몬테카를로 영상모의실험 코드를 이용한 Gd$_2$O$_2$S(Tb) 섬광체 및 광센서 어레이 기반 디지털 X-선 영상시스템의 화질평가

  • Jung, Man-Hee (Department of Biomedical Engineering, Yonsei University) ;
  • Jung, In-Bum (Department of Biomedical Engineering, Yonsei University) ;
  • Park, Ju-Hee (Department of Biomedical Engineering, Yonsei University) ;
  • Oh, Ji-Eun (Department of Radiological Science, Yonsei University) ;
  • Cho, Hyo-Sung (Department of Radiological Science, Yonsei University) ;
  • Han, Bong-Soo (Department of Radiological Science, Yonsei University) ;
  • Kim, Sin (Department of Nuclear & Energy Engineering, Cheju University) ;
  • Lee, Bong-Soo (Department of Biomedical Engineering, Konkuk University) ;
  • Kim, Ho-Kyung (School of Mechanical Engineering, Pusan National University)
  • 정만희 (연세대학교 보건과학대학 의공학부) ;
  • 정인범 (연세대학교 보건과학대학 의공학부) ;
  • 박주희 (연세대학교 보건과학대학 의공학부) ;
  • 오지은 (연세대학교 방사선학과) ;
  • 조효성 (연세대학교 방사선학과) ;
  • 한봉수 (연세대학교 방사선학과) ;
  • 김신 (제주대학교 에너지공학과) ;
  • 이봉수 (건국대학교 의공학부) ;
  • 김호경 (부산대학교 기계공학부)
  • Published : 2004.08.01

Abstract

in this study, we developed a Monte Carlo imaging simulation code written by the visual C$\^$++/ programing language for design optimization of a digital X-ray imaging system.
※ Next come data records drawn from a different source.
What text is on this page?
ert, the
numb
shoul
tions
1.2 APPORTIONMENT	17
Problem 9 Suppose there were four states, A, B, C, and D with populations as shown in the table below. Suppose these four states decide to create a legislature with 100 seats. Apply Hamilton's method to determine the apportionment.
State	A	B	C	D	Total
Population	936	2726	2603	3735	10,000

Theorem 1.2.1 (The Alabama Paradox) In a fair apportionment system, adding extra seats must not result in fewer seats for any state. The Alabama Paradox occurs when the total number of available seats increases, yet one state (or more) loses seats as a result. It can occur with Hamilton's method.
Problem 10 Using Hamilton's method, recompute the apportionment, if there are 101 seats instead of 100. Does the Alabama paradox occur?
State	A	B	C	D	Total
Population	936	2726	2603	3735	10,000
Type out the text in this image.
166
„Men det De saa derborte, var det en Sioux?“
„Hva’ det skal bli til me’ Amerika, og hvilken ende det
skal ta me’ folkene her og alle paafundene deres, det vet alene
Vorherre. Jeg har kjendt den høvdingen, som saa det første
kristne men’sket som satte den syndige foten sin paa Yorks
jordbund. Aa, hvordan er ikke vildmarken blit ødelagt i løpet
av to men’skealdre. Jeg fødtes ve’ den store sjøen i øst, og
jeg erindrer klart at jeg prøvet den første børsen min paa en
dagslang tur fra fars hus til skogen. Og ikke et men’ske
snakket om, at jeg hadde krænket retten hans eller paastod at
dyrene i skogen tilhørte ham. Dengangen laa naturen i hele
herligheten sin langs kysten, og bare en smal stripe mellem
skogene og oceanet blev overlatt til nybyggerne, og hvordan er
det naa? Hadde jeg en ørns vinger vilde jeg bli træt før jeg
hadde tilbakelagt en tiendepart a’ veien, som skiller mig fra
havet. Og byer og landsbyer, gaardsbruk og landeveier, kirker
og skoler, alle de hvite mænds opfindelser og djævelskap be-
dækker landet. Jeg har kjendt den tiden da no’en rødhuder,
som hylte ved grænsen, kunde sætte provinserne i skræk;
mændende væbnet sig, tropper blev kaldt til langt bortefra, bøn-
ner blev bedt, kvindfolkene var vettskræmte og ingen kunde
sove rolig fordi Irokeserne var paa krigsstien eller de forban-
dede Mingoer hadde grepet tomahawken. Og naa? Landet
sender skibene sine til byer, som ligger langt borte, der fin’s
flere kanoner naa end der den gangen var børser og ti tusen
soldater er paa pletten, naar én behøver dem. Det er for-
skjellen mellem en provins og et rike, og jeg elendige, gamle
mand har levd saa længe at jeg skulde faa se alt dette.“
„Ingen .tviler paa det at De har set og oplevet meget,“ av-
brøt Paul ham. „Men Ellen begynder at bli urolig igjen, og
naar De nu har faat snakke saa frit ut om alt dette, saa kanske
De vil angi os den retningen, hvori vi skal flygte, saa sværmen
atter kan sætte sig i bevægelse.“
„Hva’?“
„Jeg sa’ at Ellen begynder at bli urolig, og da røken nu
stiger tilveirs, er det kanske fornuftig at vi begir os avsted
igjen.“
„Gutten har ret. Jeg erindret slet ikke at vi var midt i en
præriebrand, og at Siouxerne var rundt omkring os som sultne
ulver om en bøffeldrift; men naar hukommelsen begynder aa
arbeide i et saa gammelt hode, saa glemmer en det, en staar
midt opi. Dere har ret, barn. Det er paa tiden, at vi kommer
As a digital X-ray imaging system, we considered a Gd$_2$O$_2$S(Tb) scintillator and a photosensor array, and included a 2D parallel grid to simulate general test renditions. The interactions between X-ray beams and the system structure, the behavior of lights generated in the scintillator, and their collection in the photosensor array were simulated by using the Monte Carlo method. The scintillator thickness and the photosensor array pitch were assumed to 66$\mu\textrm{m}$ and 48$\mu\textrm{m}$, respertively, and the pixel format was set to 256 x 256. Using the code, we obtained X-ray images under various simulation conditions, and evaluated their image qualities through the calculations of SNR (signal-to-noise ratio), MTF (modulation transfer function), NPS (noise power spectrum), DQE (detective quantum efficiency). The image simulation code developed in this study can be applied effectively for a variety of digital X-ray imaging systems for their design optimization on various design parameters.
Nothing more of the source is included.